Ahora dime: ¿qué pasa cuando una generación entera de Arthur Flecks — gente urbana, conectada 24/7, con 2,000 seguidores y cero amigos de verdad — decide que necesita compañía humana?

Alguien lo convierte en negocio. Y cobra caro.


La nueva mina de oro: vender socialización a quienes olvidaron cómo se hace

CNBC publicó un reportaje sobre el boom de los llamados "third spaces" — espacios de convivencia enfocados en bienestar. Saunas sociales, clubes de inmersión en agua helada, spas comunitarios. Lugares donde pagas una mensualidad para... estar cerca de gente.

El caso más emblemático es Bathhouse, que abrió en 2019 en Brooklyn. La empresa reveló en exclusiva que espera alcanzar US$ 120 millones en ingresos anualizados para fin de este año. Ciento veinte millones de dólares. Vendiendo baños.

Otro nombre en el juego es Othership, que combina sauna, inmersión en hielo y eventos nocturnos — todo envuelto en una estética de "wellness" que hace babear a Instagram.

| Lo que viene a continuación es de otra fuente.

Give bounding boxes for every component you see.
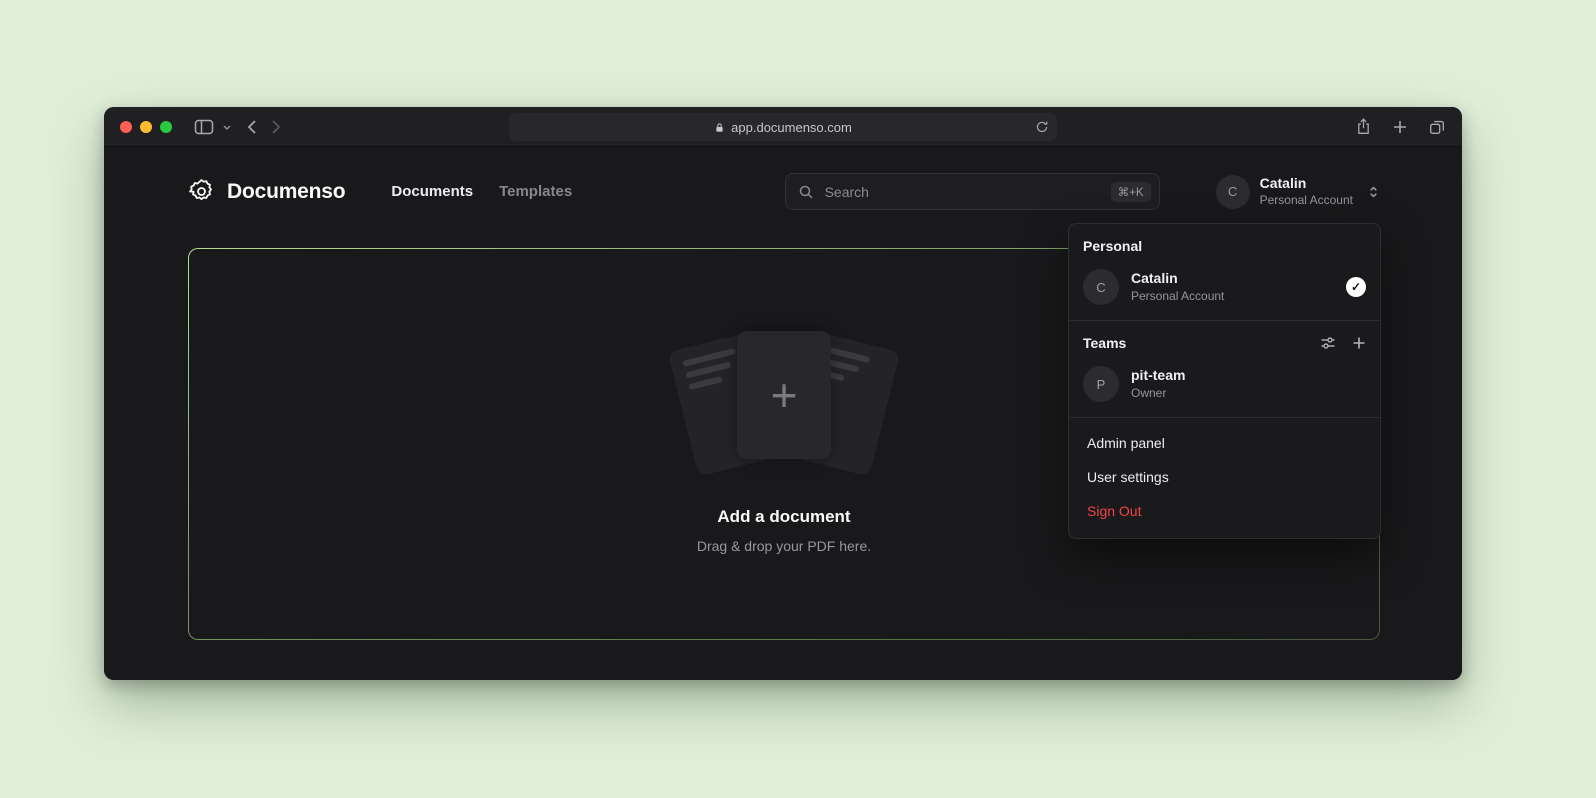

Y no se queda en los privados. Life Time, cadena de gimnasios que cotiza en bolsa, duplicó su apuesta por el wellness premium hace algunos años. Los inversionistas arrugaron la nariz al principio. ¿Hoy? La acción más que se duplicó desde octubre de 2023. Quien dudó se llevó un golpe en el bolsillo.

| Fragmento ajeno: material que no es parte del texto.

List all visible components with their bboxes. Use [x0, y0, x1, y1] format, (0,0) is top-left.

La pandemia rompió algo que todavía no reparamos

El término "tercer lugar" no es nuevo. Lo acuñó el sociólogo Ray Oldenburg en 1989, en el libro The Great Good Place. La idea era simple: además de la casa (primer lugar) y el trabajo (segundo lugar), todo ser humano necesita un espacio informal de convivencia. El bar de la esquina. La panadería. La plaza. La iglesia.

¿Sabes qué pasó? La pandemia destruyó esos espacios. Cuarentenas, miedo, aislamiento. Y cuando el mundo "reabrió", mucha gente se dio cuenta de que había desaprendido a socializar. O peor: que los lugares que existían antes simplemente cerraron.

Richard Kyte, profesor en la Viterbo University y autor de Finding Your Third Place, señala que el término solo se volvió mainstream en los últimos años — justo cuando la soledad pasó a ser tratada como epidemia. No es una exageración. El propio Cirujano General de EE.UU. declaró la soledad una crisis de salud pública.

Y ahí entra el capitalismo haciendo lo que mejor sabe hacer: identificar dolor y monetizar la solución.


La paradoja que nadie quiere enfrentar

Voy a ser directo: hay algo profundamente perturbador en pagar 500 dólares al mes para tener acceso a un lugar donde puedes conversar con personas.

No estoy criticando a quien va. Grace Guo, la joven de 31 años del reportaje, dejó de beber, quería alternativas al circuito de bares, buscó comunidad. Legítimo. Humano. Comprensible.

Lo que me incomoda es el sistema que creó esa necesidad.

La misma generación que fue empujada hacia las pantallas, que sustituyó plazas por feeds, que cambió el café con el vecino por el doom scrolling a las 2 de la mañana — esa generación ahora paga premium para tener lo que sus abuelos tenían gratis. Un espacio. Una conversación. Un sentido de pertenencia.

Es como si hubiéramos demolido todos los puentes de una ciudad y ahora vendiéramos boletos para el ferry que cruza el río.


¿Y la plata? Está fluyendo

Desde el punto de vista de negocios, el sector es real. No es una moda pasajera.

La convergencia es poderosa: crisis de salud mental + movimiento anti-alcohol entre jóvenes + cultura del wellness + deseo de experiencias presenciales post-pandemia. Junta todo eso y tienes una demanda estructural.

Life Time demostrándolo en bolsa. Bathhouse encaminándose a nueve dígitos de ingresos. Inversionistas de venture capital con el ojo puesto en marcas como Glo30 y Othership.

Si yo fuera emprendedor buscando oportunidad, miraría con cariño este espacio — especialmente en Latinoamérica, donde la cultura de socialización ya es fuerte pero los modelos de negocio todavía son primitivos.

Pero como inversionista y ser humano, me quedo con una pregunta en la cabeza que no se calla:

Si necesitamos pagar una suscripción mensual para tener comunidad, ¿qué exactamente salió mal con la civilización?

Tal vez la respuesta esté en tu tiempo de pantalla de hoy. Anda, revísalo. Después me cuentas.